Lo reconozcamos o no, todos hemos querido alguna vez que los demás actúen igual que nosotros. O por lo menos que actúen como a nosotros nos gustaría. Es una superstición cándida (y a veces feroz) que acompaña a los humanos desde que hacemos uso de la sinrazón, quiero decir, desde el surgimiento de las religiones y las ideologías, por no irnos más atrás, al instante en que el primer homínido se convirtió en líder de la manada.
Son frecuentes las ocasiones en que pensamos y hasta llegamos a expresar simplezas del tipo: “Si todos actuáramos de la misma manera con respecto a tal asunto, resolveríamos de una vez el problema”. Fantaseamos, y lo sabemos muy bien, pero no siempre tenemos en cuenta que este tipo de fantasía responde a mecanismos mentales poco sanos.
Dejan de ser sanos, sobre todo, cuando junto a esa ingenua pretensión de uniformidad, propagamos juicios de valor (que por lo general contienen duras descalificaciones) contra las personas que no actúan igual que nosotros, o como a nosotros nos gustaría que actuaran.

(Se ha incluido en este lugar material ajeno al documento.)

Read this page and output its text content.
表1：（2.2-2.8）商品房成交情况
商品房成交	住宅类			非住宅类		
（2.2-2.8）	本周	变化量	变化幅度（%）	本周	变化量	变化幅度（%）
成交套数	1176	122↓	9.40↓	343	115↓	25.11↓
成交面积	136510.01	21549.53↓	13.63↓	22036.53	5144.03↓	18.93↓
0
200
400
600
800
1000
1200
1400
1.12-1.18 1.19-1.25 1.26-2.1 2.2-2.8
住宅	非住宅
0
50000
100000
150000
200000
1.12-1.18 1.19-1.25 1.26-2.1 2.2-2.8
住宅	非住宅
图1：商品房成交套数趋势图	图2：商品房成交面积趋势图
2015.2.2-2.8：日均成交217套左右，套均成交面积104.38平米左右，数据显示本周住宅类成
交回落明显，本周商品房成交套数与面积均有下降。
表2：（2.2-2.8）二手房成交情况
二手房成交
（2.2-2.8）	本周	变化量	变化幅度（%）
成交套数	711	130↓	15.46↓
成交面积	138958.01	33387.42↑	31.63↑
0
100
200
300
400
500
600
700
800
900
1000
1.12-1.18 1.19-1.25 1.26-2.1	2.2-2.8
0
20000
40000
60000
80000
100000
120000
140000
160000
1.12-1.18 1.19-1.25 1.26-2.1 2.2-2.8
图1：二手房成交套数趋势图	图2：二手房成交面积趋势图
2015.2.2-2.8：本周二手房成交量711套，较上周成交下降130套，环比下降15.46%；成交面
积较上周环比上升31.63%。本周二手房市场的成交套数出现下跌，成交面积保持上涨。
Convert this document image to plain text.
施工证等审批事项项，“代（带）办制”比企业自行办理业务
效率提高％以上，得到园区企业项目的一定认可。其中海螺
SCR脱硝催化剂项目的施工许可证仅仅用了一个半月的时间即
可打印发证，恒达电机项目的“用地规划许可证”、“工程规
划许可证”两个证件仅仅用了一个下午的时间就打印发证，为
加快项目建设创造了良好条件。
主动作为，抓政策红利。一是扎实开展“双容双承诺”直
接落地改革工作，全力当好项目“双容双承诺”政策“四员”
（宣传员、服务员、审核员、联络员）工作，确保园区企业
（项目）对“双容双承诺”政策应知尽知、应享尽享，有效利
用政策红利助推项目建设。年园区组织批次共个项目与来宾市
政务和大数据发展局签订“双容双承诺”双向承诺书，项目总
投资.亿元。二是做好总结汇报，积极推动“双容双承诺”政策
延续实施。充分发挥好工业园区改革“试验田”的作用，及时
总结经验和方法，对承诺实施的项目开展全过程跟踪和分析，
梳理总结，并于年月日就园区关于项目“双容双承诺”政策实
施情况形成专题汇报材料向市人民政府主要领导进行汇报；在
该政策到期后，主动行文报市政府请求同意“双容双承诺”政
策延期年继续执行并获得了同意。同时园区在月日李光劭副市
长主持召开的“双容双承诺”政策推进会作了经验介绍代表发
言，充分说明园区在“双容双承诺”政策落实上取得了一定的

Hace unos dos millones de años, numerosos individuos con aspecto más o menos humanoide deambulaban por la Tierra. Podían ser parecidos o muy diferentes entre sí. Ninguno era exactamente igual al otro. Mucho después, treinta mil años atrás, los humanos “modernos” formaban ya varias comunidades genéricas, con características que las distinguían entre sí. No podían ser idénticos, por imperativo de las circunstancias. Y fue justamente esa capacidad para la diferencia lo que propició que algunos de esos grupos sobrevivieran y fundaran las bases para la civilización humana en nuestro planeta.
Hoy ni siquiera los hermanos gemelos piensan igual y comparten los mismos gustos, simpatías y antipatías, por más complicado que a veces resulte diferenciarlos físicamente.
No obstante, la ilusión de uniformar el comportamiento humano pervive agazapada en nuestro inconsciente. Los más, logramos mantenerla bajo control, aunque no en todo momento. Los menos, han convertido esa idea en pesadilla bochornosa, haciendo correr ríos de tinta, que afortunadamente siempre fueron a desembocar al mismo sitio: el fracaso, el ridículo y aun el horror. Bastaría con recordar la eugenesia, hija dilecta de Darwin e inspiradora de las técnicas de ingeniería genética tramadas por los hitlerianos; o el perfecto homus soviéticus estalinista; o el hombre nuevo del Che Guevara y su pandilla.
Desde luego que existe una distancia abismal entre quienes aspiran a la uniformidad como ambición de dominio, o como expresión de personalidades anormales, perversas, dogmáticas (los totalitarismos, los populismos, las tiranías…), y aquellos que lo hacen por un simple desliz de su inconsciente, o por ignorancia, o por pasajeros arranques de pasión. Sin embargo, hay un componente que parece influir por igual en unos y en otros, por más insalvablemente desiguales que sean sus naturalezas. Es la falta de humildad.
Siempre que seamos capaces de actuar con humildad, lo que es decir, con los pies bien puestos en la tierra, estaremos vacunados contra esa epidemia tan contranatural y absurda ahora mismo como en los inicios de la civilización terrestre: la insana superstición del comportamiento uniforme. La pregunta de los sesenta millones sería entonces: ¿hasta qué punto podrían proponerse ser humildes aquellos que necesitan, por un imperativo interior, que los demás acepten sus actos como modelo?
Originalmente publicado en Neo Club Press en el verano de 2018.